MT 23: 23 Woe unto you, scribes and Pharisees, hypocrites! for ye pay tithe of mint and anise and cummin, and have omitted the weightier matters of the law, judgment, mercy, and faith: these ought ye to have done, and not to leave the other undone.
24 Ye blind guides, which strain at a gnat, and swallow a camel.
25 Woe unto you, scribes and Pharisees, hypocrites! for ye make clean the outside of the cup and of the platter, but within they are full of extortion and excess.
26 Thou blind Pharisee, cleanse first that which is within the cup and platter, that the outside of them may be clean also.
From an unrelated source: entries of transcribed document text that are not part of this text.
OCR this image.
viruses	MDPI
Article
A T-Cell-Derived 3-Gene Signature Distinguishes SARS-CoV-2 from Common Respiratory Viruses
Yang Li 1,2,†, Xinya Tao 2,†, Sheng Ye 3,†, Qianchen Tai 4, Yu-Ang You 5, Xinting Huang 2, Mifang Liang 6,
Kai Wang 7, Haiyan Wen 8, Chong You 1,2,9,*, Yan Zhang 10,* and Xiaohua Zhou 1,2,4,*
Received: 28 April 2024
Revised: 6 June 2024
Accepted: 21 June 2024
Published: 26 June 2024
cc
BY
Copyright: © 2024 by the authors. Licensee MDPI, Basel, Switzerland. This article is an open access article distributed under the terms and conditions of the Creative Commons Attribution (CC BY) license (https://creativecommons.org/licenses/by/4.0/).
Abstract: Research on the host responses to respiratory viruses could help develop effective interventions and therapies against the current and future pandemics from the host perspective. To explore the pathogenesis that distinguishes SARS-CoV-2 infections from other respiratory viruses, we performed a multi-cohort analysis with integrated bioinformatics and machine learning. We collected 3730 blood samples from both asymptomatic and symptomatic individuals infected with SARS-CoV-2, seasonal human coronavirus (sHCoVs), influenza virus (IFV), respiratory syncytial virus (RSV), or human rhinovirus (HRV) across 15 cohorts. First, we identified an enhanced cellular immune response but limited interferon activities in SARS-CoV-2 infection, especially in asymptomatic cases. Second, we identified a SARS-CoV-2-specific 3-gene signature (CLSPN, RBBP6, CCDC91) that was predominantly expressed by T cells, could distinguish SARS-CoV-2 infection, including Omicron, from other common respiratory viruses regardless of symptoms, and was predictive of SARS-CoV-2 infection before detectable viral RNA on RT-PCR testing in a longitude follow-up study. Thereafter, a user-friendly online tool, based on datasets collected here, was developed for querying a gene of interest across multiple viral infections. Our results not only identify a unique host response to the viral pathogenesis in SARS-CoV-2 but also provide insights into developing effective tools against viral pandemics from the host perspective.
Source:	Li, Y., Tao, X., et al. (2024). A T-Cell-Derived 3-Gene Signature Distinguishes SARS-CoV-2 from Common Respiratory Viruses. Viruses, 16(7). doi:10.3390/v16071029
27 Woe unto you, scribes and Pharisees, hypocrites! for ye are like unto whited sepulchres, which indeed appear beautiful outward, but are within full of dead men’s bones, and of all uncleanness.
28 Even so ye also outwardly appear righteous unto men, but within ye are full of hypocrisy and iniquity.
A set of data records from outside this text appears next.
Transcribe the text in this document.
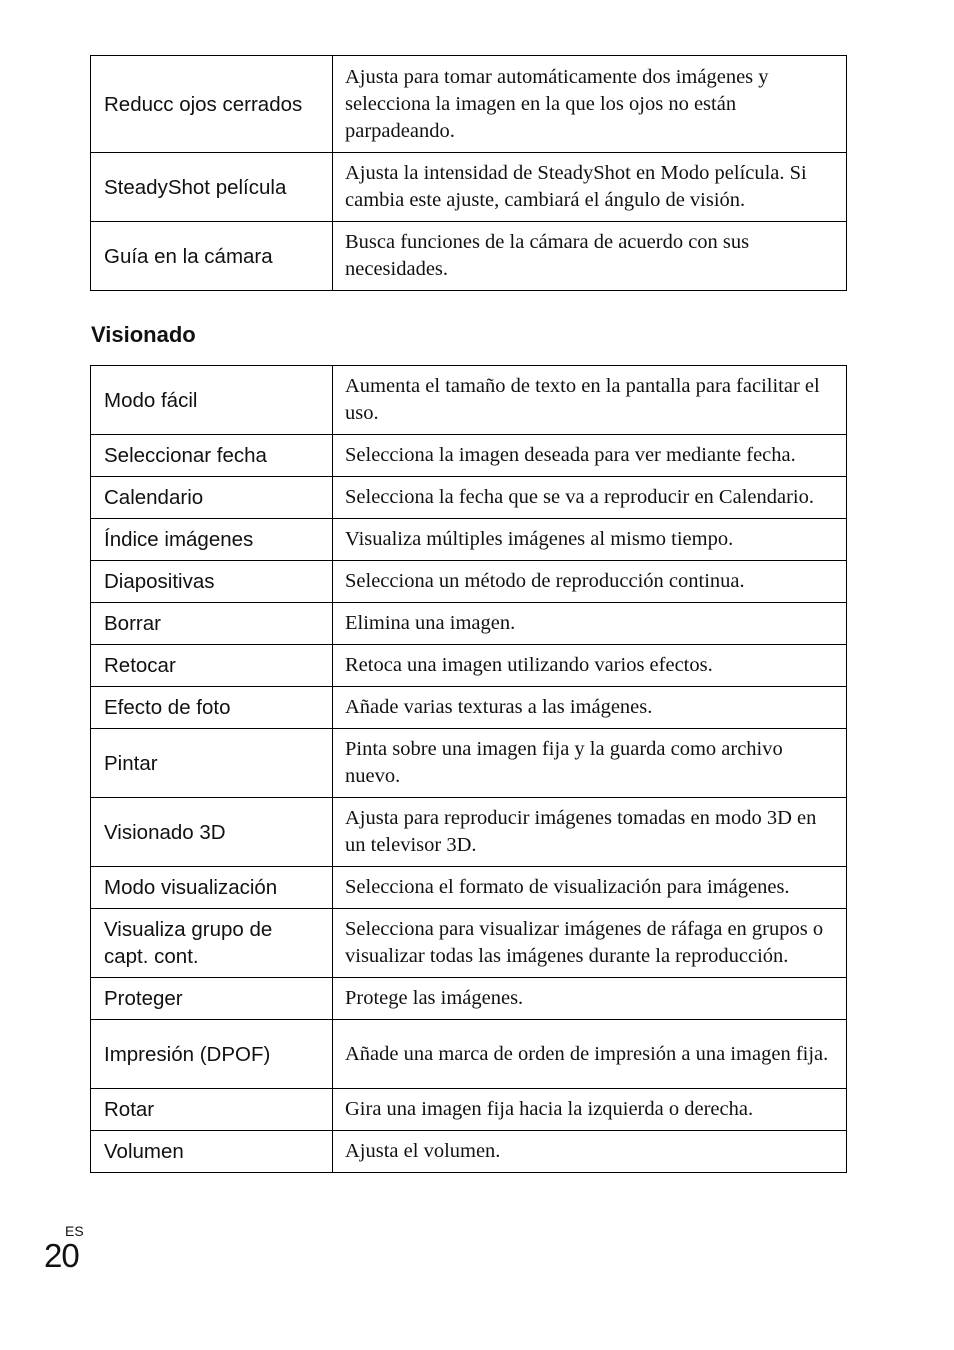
Reducc ojos cerrados	Ajusta para tomar automáticamente dos imágenes y selecciona la imagen en la que los ojos no están parpadeando.
SteadyShot película	Ajusta la intensidad de SteadyShot en Modo película. Si cambia este ajuste, cambiará el ángulo de visión.
Guía en la cámara	Busca funciones de la cámara de acuerdo con sus necesidades.
Visionado
Modo fácil	Aumenta el tamaño de texto en la pantalla para facilitar el uso.
Seleccionar fecha	Selecciona la imagen deseada para ver mediante fecha.
Calendario	Selecciona la fecha que se va a reproducir en Calendario.
Índice imágenes	Visualiza múltiples imágenes al mismo tiempo.
Diapositivas	Selecciona un método de reproducción continua.
Borrar	Elimina una imagen.
Retocar	Retoca una imagen utilizando varios efectos.
Efecto de foto	Añade varias texturas a las imágenes.
Pintar	Pinta sobre una imagen fija y la guarda como archivo nuevo.
Visionado 3D	Ajusta para reproducir imágenes tomadas en modo 3D en un televisor 3D.
Modo visualización	Selecciona el formato de visualización para imágenes.
Visualiza grupo de capt. cont.	Selecciona para visualizar imágenes de ráfaga en grupos o visualizar todas las imágenes durante la reproducción.
Proteger	Protege las imágenes.
Impresión (DPOF)	Añade una marca de orden de impresión a una imagen fija.
Rotar	Gira una imagen fija hacia la izquierda o derecha.
Volumen	Ajusta el volumen.
ES
20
29 Woe unto you, scribes and Pharisees, hypocrites! because ye build the tombs of the prophets, and garnish the sepulchres of the righteous,
30 And say, If we had been in the days of our fathers, we would not have been partakers with them in the blood of the prophets.
31 Wherefore ye be witnesses unto yourselves, that ye are the children of them which killed the prophets.
32 Fill ye up then the measure of your fathers.
Plenty of diseases acquire mutations that give them resistance against antibiotics. Creatures including humans have mutations all the time that let them resist various diseases.
The best argument against Jesus is that he’s dead.
From the post that you quoted and replied to:
In an experiment, a mutation or mutations appeared in the common bacterium E. coli that allowed it to eat a whole new type of food (citrate).
You appear to have confused argument with non sequitur. What are you proposing Jesus affect that is negated by “randomness”?
If that’s the impression you got, you’ve just not been paying attention. ‘Randomness’ isn’t the only factor at play in evolution (if it’s even evolution you’re talking about here)
A quick question, when people say genetic mutations are “random” do they mean random in that the mechanisms for producing them are complex and poorly understood, and hard to predict… or that they are theoretically random like radioactive decay (proven to be impossible to predict when exactly decay will occur)?
If they aren’t theoretically random, then calling them random seems to do evolution a disservice and stopping such terminology would eliminate this entirely silly argument about randomness and chance.